Administering Euthanasia Solution
Once your pet is fully sedated and feels no pain, your veterinarian will administer the final euthanasia solution. This is usually done by injecting the solution directly into a vein in your pet’s leg or paw, but sometimes, as in severely dehydrated or ill pets or pets with swollen legs, the solution is given in a vein in your pet’s belly. The euthanasia solution contains a high dose of anesthetic that quickly and painlessly travels to your pets brain which then stops your pet’s breathing and finally your pet’s heart will stop. Your pet will pass away painlessly and peacefully, as if in their sleep, within minutes of receiving the final injection. Your vet will listen to your pet’s heartbeat and let you know when your pet has passed and is no longer suffering.
After your pet has passed away, you can spend some time saying goodbye and grieving with your family members. The veterinarian will then provide you with information on aftercare options for your pet’s remains. You can choose to have your pet cremated or buried, depending on your personal preferences and local regulations.
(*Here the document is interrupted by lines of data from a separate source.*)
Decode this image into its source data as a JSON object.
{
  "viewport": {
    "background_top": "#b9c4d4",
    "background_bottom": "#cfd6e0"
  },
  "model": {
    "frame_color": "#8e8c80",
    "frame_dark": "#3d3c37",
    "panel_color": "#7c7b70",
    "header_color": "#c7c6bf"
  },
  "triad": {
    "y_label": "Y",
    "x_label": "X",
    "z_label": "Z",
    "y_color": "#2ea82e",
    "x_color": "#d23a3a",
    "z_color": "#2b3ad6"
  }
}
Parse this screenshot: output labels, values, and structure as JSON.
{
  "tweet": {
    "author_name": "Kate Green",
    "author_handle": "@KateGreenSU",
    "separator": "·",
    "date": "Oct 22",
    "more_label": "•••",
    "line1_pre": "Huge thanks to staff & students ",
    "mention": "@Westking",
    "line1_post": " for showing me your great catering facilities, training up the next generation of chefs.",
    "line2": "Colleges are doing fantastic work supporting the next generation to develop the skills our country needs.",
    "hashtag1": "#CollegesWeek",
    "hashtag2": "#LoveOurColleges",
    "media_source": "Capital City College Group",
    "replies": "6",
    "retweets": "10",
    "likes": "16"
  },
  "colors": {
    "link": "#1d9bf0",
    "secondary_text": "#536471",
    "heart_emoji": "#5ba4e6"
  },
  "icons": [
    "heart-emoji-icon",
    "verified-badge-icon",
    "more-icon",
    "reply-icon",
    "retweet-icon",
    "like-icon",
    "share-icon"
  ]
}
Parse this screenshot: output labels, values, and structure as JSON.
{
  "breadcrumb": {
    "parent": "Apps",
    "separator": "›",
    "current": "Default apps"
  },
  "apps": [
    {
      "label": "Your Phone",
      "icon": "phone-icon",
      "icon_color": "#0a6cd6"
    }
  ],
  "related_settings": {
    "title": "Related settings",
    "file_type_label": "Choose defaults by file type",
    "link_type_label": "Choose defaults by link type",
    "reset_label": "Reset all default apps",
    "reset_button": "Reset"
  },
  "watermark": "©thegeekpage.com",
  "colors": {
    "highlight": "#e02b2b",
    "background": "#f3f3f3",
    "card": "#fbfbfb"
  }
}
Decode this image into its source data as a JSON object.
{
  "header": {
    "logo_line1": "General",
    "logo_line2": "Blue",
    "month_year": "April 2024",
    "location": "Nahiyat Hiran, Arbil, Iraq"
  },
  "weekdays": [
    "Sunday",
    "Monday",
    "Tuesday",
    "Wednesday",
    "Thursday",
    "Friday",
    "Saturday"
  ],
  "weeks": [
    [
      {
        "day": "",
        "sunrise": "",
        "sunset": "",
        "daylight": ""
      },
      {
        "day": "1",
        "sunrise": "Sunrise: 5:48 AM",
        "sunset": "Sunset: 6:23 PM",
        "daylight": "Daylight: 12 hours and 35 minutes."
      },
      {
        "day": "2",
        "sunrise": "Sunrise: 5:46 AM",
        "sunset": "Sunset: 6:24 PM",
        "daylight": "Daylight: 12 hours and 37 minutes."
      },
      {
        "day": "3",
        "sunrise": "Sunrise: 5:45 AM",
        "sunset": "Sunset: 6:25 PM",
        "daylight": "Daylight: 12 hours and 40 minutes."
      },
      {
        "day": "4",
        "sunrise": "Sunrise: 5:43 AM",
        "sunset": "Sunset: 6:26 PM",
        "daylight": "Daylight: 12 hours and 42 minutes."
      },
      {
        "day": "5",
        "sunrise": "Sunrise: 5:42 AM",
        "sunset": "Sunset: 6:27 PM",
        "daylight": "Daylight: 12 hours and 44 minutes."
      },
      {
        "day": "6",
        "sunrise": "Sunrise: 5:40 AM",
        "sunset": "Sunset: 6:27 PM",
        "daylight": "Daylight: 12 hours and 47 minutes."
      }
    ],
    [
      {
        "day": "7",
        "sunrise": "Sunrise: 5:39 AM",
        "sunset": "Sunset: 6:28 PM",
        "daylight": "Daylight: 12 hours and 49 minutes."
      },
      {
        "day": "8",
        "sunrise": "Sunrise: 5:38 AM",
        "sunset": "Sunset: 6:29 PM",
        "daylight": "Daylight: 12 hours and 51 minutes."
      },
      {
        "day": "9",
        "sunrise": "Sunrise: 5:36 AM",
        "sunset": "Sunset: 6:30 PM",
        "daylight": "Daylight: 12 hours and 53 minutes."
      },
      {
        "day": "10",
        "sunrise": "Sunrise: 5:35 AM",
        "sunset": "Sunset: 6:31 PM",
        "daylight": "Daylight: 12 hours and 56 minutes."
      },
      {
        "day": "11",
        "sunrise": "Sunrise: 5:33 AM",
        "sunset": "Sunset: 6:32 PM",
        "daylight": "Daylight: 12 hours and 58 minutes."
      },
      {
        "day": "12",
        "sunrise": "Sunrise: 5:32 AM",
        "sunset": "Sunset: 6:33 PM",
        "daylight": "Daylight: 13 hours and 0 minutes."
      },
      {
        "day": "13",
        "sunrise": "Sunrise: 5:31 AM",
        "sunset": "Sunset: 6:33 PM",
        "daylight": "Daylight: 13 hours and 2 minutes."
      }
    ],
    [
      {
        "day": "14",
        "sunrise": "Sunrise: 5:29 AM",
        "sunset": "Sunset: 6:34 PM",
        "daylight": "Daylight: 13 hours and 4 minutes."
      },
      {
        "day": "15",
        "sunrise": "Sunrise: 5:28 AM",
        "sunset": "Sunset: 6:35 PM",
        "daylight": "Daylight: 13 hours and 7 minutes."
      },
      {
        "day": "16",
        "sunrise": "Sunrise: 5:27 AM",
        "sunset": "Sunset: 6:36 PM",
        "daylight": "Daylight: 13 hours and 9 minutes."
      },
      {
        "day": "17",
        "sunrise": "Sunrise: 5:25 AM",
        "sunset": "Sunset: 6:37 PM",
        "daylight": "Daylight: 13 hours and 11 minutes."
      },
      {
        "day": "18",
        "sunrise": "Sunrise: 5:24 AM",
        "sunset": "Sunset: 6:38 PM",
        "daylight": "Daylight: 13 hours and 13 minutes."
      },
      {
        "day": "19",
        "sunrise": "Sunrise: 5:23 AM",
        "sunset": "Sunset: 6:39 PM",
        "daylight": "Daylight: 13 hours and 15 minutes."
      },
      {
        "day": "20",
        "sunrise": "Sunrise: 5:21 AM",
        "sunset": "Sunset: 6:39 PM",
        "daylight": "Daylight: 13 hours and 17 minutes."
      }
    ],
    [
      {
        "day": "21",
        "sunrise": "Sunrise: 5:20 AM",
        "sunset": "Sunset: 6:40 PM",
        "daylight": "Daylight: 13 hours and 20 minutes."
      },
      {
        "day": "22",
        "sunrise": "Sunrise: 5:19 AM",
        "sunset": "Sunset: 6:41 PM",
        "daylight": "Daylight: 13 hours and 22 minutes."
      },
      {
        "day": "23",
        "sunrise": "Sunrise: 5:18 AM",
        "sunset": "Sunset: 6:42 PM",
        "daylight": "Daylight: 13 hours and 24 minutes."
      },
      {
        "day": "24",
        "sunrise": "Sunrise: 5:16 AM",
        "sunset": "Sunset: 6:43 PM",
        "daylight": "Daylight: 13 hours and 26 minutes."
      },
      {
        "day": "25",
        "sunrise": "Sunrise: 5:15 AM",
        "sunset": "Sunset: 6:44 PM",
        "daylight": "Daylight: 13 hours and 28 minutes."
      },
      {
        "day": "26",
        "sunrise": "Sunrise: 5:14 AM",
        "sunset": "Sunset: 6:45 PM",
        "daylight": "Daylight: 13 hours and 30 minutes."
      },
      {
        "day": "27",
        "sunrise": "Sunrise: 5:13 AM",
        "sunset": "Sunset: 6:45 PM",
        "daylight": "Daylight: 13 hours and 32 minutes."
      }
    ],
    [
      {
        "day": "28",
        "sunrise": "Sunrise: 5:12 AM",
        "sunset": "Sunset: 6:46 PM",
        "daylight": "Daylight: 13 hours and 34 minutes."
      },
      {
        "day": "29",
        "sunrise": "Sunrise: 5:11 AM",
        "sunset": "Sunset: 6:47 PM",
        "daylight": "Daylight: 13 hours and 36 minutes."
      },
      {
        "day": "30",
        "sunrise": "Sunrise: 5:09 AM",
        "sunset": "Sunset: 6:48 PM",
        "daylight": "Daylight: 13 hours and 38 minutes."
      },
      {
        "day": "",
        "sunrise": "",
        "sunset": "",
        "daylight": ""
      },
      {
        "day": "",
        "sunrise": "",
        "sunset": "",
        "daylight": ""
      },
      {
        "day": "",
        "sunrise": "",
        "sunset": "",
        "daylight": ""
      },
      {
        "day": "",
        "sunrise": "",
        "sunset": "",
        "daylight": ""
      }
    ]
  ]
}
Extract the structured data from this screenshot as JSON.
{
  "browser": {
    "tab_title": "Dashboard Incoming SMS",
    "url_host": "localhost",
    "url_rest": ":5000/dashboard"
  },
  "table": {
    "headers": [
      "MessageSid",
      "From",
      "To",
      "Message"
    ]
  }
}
The veterinarian can also provide you with resources for grief counseling and support during this difficult time.
In summary, in-home pet euthanasia is a compassionate way to say goodbye to a beloved pet who is suffering from an incurable illness or injury. It allows them to pass away peacefully in familiar surroundings surrounded by loved ones. Be sure to choose and consult with an experienced veterinarian who can guide you through the process and provide support during this difficult time.